London: Britain's overcrowded public health system is dominating the final days of the general election campaign after Prime Minister Boris Johnson stumbled over an evocative photograph of a child forced to sleep on a hospital floor.
Four-year-old Jack Williment was rushed to Leeds General Infirmary with suspected pneumonia but had to wait for more than four hours on a pile of coats because the hospital had run out of beds.
Prime Minister Boris Johnson on the campaign trail ahead of Thursdays election.Credit:Getty
The image, which was splashed across the front page of a UK tabloid paper, instantly symbolised the problems facing the National Health Service, which is struggling to cope with budget cuts, massive waiting times and the winter flu season.
Shown the picture during a television interview, Johnson initially refused to look and even took reporter Joe Pike's phone and put it in his pocket.
"You refuse to look at the photo. You've taken my phone and put it in your pocket, Prime Minister," Pike said. "His mother says the NHS is in crisis. What's your response to that?"
Johnson then took Pike's phone back out of his pocket, looked at the screen and said: "It's a terrible, terrible photo, and I apologise, obviously." Johnson also later apologised for taking the phone.
The issue captured so much attention ahead of Thursday's general election that the Conservatives dispatched Health Secretary Matt Hancock to the hospital in Leeds to manage the fallout.
"It's not good enough and I have apologised," Hancock said.
Labour leader Jeremy Corbyn, who has made the government's record on health a central plank of his campaign strategy, leapt on the incident as proof the NHS was struggling.
"Its an example of what's happening in our NHS and it's obviously awful for that little boy and his family, the way they were treated, but it does say something about our NHS when this can happen," Corbyn said on Tuesday.
Labour leader Jeremy Corbyn has made health a central plank of his campaign.Credit:Getty
While the Conservatives are favoured to win Thursday's poll, health is a particularly sensitive topic for the party.
A recent Ipsos Mori poll found the NHS is just three points behind Brexit as the top issue on voters’ minds going into the election.
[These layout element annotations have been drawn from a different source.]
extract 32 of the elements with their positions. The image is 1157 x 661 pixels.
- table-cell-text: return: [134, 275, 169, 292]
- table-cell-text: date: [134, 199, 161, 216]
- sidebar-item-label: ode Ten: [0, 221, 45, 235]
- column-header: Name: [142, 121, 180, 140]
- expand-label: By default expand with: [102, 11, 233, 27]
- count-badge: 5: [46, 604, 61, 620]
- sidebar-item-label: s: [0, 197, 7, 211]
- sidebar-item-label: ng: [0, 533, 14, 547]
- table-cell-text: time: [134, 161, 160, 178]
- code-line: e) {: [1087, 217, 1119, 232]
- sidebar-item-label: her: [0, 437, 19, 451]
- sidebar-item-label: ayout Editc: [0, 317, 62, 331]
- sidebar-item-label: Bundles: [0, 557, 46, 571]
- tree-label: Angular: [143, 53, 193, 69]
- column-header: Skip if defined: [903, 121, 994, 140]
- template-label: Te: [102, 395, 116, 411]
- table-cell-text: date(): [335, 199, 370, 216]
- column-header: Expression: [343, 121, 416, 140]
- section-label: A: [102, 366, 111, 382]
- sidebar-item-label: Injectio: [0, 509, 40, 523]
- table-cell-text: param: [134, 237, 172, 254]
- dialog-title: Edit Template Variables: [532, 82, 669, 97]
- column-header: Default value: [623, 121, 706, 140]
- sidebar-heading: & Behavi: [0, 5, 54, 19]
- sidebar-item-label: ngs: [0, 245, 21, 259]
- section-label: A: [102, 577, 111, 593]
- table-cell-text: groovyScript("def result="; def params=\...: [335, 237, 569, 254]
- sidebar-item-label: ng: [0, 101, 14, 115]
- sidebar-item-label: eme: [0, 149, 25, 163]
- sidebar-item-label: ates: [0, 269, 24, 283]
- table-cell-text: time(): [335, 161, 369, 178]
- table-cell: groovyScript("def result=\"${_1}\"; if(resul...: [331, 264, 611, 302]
The Royal College of Emergency Medicine surveyed 50 trusts and health boards across the UK and found more than 38,000 patients waited longer than 12 hours for a bed since the beginning of October.
"These figures are truly shocking and are terrible for patients and staff alike. Many patients are now getting often life-changing news while stranded on a trolley in a corridor," said the president of the college Katherine Henderson.
In an attack that bears the hallmarks of Bill Shorten's controversial 2016 'Mediscare" tactic', Corbyn has repeatedly claimed Johnson had "put the National Health service up for sale" or would "sell" the system.
Former Australian prime minister Malcolm Turnbull has urged Johnson to confront the “absurd” claims, warning his own experience with 'Mediscare' proved "even the most implausible, ridiculous lie" can derail an election campaign.
Corbyn's claim that the NHS would be sold is based on concerns that British hospitals could pay more for drugs under any new trade deal with the US following the UK's departure from the European Union – something Turnbull said was "not even remotely approaching privatisation".